I'm looking for the sources for three songs in John G. McCurry's Social Harp (1855): Communion (p. 61), Deep Spring (p. 249), and Permanence (p. 22).
These three songs appear to have been borrowed from other sources by John G. McCurry (because they are uncredited in the Social Harp), but I have not found them in the tune books he used as the source for most of the borrowed songs in The Social Harp: The Sacred Harp, The Hesperian Harp, and The Southern Harmony.
All 3 of these songs are mentioned in George Pullen Jackson's writings:
Deep Spring: GPJ's "Spiritual Folk-Songs of Early America" (p. 65) says this tune is found in John B. Jackson's Knoxville Harmony (1838), p. 90, and Caldwell's Union Harmony (1837), p. 89 -- does anyone have a copy of those books and could see if either or both matches the arrangement in The Social Harp? This song is also on p. 93 of The New Harp of Columbia (1867), credited to "Douglass".

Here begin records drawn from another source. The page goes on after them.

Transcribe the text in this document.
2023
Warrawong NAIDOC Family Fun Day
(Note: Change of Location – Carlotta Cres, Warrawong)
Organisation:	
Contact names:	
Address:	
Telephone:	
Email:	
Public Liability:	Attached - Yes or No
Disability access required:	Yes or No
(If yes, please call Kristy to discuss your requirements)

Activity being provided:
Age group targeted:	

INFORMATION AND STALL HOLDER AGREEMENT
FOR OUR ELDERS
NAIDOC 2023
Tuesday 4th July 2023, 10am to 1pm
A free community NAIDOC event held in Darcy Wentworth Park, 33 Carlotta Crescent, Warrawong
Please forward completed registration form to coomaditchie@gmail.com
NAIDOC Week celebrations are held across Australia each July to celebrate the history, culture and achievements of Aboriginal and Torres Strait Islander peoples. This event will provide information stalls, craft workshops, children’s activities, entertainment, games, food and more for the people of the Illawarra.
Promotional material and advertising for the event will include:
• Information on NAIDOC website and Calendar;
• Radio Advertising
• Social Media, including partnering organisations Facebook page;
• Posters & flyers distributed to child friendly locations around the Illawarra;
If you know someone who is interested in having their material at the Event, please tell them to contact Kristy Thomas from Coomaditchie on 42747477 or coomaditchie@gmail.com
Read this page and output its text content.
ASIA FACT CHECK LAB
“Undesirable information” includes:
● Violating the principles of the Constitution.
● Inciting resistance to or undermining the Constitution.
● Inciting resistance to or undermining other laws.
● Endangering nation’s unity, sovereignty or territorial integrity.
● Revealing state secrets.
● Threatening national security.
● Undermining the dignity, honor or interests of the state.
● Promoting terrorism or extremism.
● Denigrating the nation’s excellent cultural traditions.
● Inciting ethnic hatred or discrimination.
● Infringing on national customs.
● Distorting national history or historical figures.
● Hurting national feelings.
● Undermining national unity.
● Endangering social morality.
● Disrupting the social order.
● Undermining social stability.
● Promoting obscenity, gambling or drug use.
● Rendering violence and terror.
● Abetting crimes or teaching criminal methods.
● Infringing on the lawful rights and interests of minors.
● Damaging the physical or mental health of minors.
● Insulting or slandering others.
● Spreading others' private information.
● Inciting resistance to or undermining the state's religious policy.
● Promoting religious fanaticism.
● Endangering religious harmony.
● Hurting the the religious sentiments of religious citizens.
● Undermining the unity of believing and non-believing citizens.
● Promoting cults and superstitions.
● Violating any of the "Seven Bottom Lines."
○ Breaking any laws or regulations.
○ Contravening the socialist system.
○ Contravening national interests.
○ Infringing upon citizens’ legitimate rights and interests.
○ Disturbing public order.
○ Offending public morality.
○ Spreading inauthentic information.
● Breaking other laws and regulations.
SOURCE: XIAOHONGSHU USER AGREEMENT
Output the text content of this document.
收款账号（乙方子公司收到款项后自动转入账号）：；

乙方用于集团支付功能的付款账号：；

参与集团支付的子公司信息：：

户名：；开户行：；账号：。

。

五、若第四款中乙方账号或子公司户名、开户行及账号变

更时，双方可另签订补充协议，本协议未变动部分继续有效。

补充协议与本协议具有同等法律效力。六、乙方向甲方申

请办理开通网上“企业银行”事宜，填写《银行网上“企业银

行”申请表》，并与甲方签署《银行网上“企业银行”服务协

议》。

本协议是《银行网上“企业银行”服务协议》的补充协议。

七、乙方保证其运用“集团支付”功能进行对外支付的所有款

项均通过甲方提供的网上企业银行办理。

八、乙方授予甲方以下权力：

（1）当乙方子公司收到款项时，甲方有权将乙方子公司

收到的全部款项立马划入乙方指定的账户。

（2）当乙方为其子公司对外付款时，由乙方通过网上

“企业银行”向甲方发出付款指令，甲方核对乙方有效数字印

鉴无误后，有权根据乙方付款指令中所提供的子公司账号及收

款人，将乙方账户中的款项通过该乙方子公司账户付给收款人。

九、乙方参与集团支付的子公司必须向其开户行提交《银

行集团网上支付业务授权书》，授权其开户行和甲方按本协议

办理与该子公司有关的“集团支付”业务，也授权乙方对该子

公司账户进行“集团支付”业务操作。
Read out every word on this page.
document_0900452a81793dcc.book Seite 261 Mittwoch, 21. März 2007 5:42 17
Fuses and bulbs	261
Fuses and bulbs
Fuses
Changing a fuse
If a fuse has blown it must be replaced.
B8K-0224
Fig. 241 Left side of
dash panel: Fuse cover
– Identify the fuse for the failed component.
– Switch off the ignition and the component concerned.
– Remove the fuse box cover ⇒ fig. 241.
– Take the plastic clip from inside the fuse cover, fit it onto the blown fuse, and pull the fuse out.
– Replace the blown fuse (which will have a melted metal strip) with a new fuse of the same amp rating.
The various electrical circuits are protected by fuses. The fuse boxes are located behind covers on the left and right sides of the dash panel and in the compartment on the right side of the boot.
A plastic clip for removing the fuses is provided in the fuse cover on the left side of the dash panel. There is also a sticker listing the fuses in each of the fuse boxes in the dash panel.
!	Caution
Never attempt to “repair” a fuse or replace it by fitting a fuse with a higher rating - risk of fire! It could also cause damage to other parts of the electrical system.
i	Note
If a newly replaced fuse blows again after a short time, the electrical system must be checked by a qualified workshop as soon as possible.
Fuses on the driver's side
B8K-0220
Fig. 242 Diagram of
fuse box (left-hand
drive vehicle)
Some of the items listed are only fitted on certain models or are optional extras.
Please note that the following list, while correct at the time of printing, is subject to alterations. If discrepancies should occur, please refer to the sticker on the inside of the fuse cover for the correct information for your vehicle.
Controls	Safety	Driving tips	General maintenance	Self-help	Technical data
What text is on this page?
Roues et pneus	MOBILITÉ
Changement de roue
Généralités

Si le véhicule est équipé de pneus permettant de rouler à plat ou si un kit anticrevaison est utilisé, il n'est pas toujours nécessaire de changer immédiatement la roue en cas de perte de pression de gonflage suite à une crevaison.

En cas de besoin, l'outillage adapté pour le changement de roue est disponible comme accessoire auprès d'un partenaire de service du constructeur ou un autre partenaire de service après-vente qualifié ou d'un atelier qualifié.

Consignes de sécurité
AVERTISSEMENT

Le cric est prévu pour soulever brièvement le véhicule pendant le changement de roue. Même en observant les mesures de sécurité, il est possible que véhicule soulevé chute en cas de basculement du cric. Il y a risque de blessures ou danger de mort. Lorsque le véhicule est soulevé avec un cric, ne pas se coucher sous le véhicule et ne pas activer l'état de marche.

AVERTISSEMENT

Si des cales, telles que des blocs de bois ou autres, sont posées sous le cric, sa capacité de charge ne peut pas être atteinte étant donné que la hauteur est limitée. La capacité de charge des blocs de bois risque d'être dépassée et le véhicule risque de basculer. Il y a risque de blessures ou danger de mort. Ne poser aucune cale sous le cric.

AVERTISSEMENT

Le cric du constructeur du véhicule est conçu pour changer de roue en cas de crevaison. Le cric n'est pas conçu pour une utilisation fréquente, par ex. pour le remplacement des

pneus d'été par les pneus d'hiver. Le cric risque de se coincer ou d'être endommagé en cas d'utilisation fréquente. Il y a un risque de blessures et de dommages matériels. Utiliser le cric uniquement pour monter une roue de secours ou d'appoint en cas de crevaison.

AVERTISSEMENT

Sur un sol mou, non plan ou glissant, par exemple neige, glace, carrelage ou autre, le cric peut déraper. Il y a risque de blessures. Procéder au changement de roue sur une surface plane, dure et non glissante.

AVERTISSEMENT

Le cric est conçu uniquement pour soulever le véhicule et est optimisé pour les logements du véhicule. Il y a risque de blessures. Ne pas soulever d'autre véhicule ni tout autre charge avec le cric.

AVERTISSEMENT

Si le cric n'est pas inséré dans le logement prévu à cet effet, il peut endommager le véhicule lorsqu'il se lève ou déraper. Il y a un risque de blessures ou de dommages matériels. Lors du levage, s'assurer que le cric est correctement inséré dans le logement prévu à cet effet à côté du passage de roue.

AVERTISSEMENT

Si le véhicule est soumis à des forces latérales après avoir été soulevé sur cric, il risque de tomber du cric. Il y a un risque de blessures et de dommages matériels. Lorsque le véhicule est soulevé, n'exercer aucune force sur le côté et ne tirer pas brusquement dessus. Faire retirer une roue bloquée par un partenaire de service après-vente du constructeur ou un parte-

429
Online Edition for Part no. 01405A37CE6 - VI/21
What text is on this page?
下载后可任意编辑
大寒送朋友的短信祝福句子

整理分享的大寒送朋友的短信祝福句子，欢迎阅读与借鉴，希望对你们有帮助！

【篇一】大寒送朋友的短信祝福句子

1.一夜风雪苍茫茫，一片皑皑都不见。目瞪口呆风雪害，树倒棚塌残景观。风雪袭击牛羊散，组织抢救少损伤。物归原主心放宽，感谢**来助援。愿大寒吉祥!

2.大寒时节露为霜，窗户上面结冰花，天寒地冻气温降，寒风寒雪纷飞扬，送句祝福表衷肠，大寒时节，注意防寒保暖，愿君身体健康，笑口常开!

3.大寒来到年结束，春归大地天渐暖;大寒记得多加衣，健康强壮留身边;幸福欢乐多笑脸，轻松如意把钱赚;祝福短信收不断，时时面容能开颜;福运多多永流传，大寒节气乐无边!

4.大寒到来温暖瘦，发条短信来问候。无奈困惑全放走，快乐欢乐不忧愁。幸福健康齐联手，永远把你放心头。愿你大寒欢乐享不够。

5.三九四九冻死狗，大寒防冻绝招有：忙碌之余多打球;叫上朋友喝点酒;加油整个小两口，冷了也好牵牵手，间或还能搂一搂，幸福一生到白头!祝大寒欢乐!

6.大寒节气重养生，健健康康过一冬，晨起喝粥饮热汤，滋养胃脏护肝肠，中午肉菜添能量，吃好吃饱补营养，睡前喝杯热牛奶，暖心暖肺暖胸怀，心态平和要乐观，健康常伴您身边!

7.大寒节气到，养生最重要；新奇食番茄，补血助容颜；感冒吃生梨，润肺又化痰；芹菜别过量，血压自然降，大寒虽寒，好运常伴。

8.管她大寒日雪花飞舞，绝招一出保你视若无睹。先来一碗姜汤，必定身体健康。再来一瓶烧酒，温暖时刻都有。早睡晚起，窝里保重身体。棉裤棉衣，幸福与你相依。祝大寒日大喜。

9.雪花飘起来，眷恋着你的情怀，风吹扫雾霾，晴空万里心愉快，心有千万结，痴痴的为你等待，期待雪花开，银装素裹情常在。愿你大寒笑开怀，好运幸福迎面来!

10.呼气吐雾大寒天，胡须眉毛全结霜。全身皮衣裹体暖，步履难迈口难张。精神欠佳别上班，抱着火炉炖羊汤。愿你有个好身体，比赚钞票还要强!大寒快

Communion: GPJ's "Down-East Spirituals and Others" (p. 144) gives this tune the family name "Liberty Hall", and says "The song was widely used in the earlier southern shape-note song books" (but he doesn't say which ones?)
Permanence: This song is apparently covered in GPJ's "Another Sheaf of White Spirituals", p. 163, but I don't have access to that book.
I'd appreciate any help, especially page scans of these songs from older tune books.